A seguir, uma liminar do Supremo Tribunal Federal (STF), proferida pelo ministro Cristiano Zanin, suspendeu a validade de decretos de 19 municípios de SC que dispensaram a exigência de vacina contra a Covid-19 para matrícula e rematrícula na rede pública de ensino, no âmbito da Arguição de Descumprimento de Preceito Fundamental n. 1123, proposta pelo Partido Socialismo e Liberdade (PSOL)4. Essa decisão cautelar, referendada pelo plenário do STF, tendo como votos vencidos os ministros indicados por Jair Bolsonaro, atingiu alguns dos mais populosos municípios do Estado, como Joinville (1°), Blumenau (3°) e Criciúma (8°)5. Os prefeitos de Florianópolis (2º) e de outros nove municípios catarinenses também são mencionados na liminar em razão de suas manifestações públicas, mas escapam à decisão, pois, segundo o ministro relator, estas declarações não se fizeram acompanhar de ato normativo ou omissão que possam ser questionados no bojo de uma ação de controle de constitucionalidade4.
Segundo a liminar, a vacinação não corresponde à decisão eminentemente individual, afeta a cada unidade familiar, mas sim ao dever geral de proteção que cabe especialmente ao Estado, no intuito de que todos possam conviver em um ambiente sanitariamente seguro, que se sobrepõe a eventuais pretensões individuais de não vacinar4. Logo, o STF reitera a obrigatoriedade da vacinação das crianças, prevista pelo Estatuto da Criança e do Adolescente (Lei n. 8069/1990, art. 14, §1º), consolidando entendimento anterior de que é constitucional a obrigatoriedade de imunização por meio de vacina registrada em órgão de vigilância sanitária, incluída no Programa Nacional de Imunizações (PNI), ou com aplicação obrigatória determinada em lei, ou ainda objeto de determinação de entidade federativa com base em consenso médico-científico. Nesses casos, não se caracteriza violação à liberdade de consciência e de convicção filosófica dos pais ou responsáveis, tampouco ao poder familiar6.

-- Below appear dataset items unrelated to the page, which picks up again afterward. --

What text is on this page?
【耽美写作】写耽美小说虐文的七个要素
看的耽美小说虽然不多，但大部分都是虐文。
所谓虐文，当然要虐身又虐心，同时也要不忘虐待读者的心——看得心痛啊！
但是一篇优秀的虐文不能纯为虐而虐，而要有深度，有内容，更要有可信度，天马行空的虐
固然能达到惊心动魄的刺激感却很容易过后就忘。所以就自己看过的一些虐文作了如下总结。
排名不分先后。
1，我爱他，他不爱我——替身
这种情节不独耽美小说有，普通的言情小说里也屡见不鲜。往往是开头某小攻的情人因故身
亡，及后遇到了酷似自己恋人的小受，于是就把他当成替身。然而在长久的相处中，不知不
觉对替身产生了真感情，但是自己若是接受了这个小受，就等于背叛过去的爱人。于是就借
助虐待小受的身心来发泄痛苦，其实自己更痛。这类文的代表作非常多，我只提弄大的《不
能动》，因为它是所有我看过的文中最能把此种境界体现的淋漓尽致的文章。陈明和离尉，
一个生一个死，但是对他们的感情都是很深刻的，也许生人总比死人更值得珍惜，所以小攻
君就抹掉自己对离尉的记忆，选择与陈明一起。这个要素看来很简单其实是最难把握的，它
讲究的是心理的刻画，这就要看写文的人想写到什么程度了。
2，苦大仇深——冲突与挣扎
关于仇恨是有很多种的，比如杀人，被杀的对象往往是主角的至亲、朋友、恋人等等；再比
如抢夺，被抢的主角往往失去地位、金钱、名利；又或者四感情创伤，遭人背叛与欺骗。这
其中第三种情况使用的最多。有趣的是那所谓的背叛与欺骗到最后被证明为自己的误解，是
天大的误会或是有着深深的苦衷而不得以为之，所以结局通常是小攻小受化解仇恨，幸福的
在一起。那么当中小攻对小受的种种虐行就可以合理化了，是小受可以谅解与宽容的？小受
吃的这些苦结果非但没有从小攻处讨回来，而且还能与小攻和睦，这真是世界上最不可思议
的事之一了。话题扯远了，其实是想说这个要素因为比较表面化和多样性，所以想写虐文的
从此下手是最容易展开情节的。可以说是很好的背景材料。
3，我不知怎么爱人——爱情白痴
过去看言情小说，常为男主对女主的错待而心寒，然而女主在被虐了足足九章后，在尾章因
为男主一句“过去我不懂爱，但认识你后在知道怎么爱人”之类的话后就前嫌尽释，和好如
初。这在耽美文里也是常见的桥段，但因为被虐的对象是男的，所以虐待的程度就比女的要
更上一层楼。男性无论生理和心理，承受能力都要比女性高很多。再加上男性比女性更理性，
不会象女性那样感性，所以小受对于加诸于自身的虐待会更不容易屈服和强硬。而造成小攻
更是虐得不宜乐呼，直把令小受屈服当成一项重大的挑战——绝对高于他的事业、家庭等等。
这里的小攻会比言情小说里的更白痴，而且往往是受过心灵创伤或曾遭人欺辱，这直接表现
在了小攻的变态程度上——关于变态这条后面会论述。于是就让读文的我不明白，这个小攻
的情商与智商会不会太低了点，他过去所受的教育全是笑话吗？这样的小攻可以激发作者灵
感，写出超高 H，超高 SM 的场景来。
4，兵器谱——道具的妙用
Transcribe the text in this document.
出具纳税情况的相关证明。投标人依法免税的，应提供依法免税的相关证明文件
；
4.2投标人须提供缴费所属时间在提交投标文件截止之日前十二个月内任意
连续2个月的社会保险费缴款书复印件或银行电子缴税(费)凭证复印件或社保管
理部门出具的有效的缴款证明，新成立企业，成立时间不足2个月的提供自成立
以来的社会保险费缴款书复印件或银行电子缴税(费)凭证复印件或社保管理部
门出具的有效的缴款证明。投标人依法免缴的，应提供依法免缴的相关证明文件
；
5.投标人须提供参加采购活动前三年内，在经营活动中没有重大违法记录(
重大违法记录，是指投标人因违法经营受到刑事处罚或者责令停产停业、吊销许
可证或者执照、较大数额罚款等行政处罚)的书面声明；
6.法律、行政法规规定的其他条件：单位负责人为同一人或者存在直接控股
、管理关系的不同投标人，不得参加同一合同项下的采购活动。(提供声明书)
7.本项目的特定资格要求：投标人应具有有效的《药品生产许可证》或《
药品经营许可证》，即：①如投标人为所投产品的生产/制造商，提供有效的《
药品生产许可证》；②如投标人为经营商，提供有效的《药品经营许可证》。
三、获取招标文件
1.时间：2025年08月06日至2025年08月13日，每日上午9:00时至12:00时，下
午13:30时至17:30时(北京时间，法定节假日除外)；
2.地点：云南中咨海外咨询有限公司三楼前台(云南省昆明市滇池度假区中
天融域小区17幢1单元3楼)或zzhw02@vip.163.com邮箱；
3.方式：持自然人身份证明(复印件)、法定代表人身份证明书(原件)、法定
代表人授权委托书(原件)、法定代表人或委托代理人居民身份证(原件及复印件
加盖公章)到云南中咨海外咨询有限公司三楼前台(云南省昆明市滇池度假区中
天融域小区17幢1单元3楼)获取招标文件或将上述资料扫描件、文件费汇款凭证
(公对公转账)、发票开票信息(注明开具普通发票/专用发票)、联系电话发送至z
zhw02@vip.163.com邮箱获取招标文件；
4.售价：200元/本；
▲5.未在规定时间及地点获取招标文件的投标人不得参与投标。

Neste sentido, em ano de eleições municipais, o Poder Judiciário funcionou como barreira de contenção da exploração política de um movimento mais amplo de “uso customizado da saúde”, tão bem descrito pelas autoras1 (p. 11), que permite a escolha à la carte, entre as prestações de saúde disponíveis, daquelas que se coadunam com a visão de mundo dos responsáveis pela tomada de decisão, sempre orientados pela premissa da individualidade. Por tudo isto, o artigo ora comentado convida ao debate sobre a possível relação entre os achados da pesquisa e as características do movimento bolsonarista, do qual SC é notoriamente um importante reduto, além de outros movimentos antivacina atuantes na região.
Como segundo aspecto a debater, sublinho que, não apenas os decretos municipais cujos efeitos foram suspensos pelo STF, mas também as declarações das autoridades envolvidas na insurreição visam claramente erodir o papel desempenhado pelo Estado na proteção da saúde pública. É certo que a sobrevivência de um sistema público, bastião da defesa do acesso universal à saúde no Sul Global, como é o Sistema Único de Saúde (SUS), desafia o neoliberalismo, apesar de suas muitas limitações. A pesquisa deixa claro que a obrigatoriedade das vacinas, cuja implementação é garantida pelo PNI, desempenha papel fundamental ao constranger uma parte das famílias hesitantes a vacinar suas crianças.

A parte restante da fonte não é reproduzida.